Siranush Ghukasyan

Personal information
- Born: 25 November 1998 (age 27) Yerevan, Armenia

Chess career
- Country: Armenia
- Title: Woman International Master (2017)
- Peak rating: 2261 (September 2019)

= Siranush Ghukasyan =

Armenian chess player (born 1998)

Siranush Ghukasyan (born 25 November 1998) is an Armenian chess player who holds the FIDE title of Woman International Master (WIM, 2017). She is a three-time Armenian Women's Chess Championship medalist (2017, 2018, 2019).

==Biography==
Ghukasyan won Armenian Youth Chess Championship in various girl's age groups: 2008 (U10), 2010 (U12), 2012 (U14), 2014 (U16). In 2013, she also won silver medal in U16 age group. Siranush Ghukasyan participated in European Youth Chess Championships and World Youth Chess Championships.

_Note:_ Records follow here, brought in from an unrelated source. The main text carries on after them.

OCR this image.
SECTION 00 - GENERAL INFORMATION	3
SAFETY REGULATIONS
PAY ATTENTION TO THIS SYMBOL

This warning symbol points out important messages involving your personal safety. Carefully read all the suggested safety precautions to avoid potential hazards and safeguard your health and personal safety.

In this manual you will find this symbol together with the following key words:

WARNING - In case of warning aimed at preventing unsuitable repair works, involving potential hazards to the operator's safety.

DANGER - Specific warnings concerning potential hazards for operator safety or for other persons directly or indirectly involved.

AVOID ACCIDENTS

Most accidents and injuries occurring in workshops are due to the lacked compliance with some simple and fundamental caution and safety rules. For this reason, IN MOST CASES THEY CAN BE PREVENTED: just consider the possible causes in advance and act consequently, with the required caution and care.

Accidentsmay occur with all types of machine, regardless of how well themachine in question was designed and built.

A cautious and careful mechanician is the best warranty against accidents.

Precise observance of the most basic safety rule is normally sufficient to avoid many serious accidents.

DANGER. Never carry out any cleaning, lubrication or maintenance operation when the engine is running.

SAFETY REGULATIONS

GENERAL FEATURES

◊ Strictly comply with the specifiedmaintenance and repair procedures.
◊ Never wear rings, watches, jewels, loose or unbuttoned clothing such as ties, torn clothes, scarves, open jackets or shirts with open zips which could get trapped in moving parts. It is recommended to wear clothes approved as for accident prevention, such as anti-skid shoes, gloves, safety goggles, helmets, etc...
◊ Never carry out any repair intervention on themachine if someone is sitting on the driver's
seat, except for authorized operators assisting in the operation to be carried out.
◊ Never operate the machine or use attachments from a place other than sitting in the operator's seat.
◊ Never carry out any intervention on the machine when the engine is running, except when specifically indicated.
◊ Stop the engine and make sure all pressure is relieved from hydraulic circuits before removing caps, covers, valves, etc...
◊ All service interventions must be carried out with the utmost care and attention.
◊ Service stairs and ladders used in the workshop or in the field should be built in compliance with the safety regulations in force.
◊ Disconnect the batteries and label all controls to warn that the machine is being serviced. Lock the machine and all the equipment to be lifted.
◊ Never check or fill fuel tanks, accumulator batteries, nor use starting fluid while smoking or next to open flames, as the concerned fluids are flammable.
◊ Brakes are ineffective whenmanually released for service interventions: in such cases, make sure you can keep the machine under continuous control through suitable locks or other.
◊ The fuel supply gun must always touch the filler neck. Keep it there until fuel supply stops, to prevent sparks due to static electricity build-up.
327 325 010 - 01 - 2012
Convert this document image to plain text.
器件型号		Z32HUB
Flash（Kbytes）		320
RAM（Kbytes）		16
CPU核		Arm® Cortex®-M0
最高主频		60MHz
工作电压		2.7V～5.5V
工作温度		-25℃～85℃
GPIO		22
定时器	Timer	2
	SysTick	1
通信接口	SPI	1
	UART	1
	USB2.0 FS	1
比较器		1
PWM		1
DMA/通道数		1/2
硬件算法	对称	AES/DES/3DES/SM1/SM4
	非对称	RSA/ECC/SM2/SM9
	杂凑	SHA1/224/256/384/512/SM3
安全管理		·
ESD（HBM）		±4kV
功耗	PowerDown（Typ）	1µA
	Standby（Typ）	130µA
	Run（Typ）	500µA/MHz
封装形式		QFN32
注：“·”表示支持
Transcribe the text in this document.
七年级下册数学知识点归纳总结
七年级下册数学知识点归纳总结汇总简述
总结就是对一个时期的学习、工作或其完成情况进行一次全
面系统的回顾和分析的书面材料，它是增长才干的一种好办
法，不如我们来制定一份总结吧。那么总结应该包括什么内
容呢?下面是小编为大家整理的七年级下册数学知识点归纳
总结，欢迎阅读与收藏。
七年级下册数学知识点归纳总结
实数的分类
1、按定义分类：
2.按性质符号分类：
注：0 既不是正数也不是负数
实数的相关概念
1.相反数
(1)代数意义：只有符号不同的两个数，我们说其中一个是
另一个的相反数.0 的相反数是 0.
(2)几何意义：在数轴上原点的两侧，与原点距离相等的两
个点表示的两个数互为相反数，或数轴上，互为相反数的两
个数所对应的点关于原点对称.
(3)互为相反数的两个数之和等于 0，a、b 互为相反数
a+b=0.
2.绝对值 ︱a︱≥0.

She won medals in Armenian Women's Chess Championship: 2 silver (2017, 2018) and bronze (2019).

She played for Armenia in the Women's Chess Olympiad:
- In 2018, at reserve board in the 43rd Chess Olympiad (women) in Batumi (+2, =4, -0).

Ghukasyan played for Armenia in the World Women's Team Chess Championship:
- In 2019, at reserve board in the 7th Women's World Team Chess Championship in Astana (+1, =0, -4).

She played for Armenia in the European Women's Team Chess Championships:
- In 2019, at second board in the 22nd European Team Chess Championship (women) in Batumi (+1, =1, -3);
- In 2021, at reserve board in the 23rd European Team Chess Championship (women) in Čatež ob Savi (+1, =4, -2).

In 2017, Ghukasyan received the FIDE Woman International Master (WIM) title.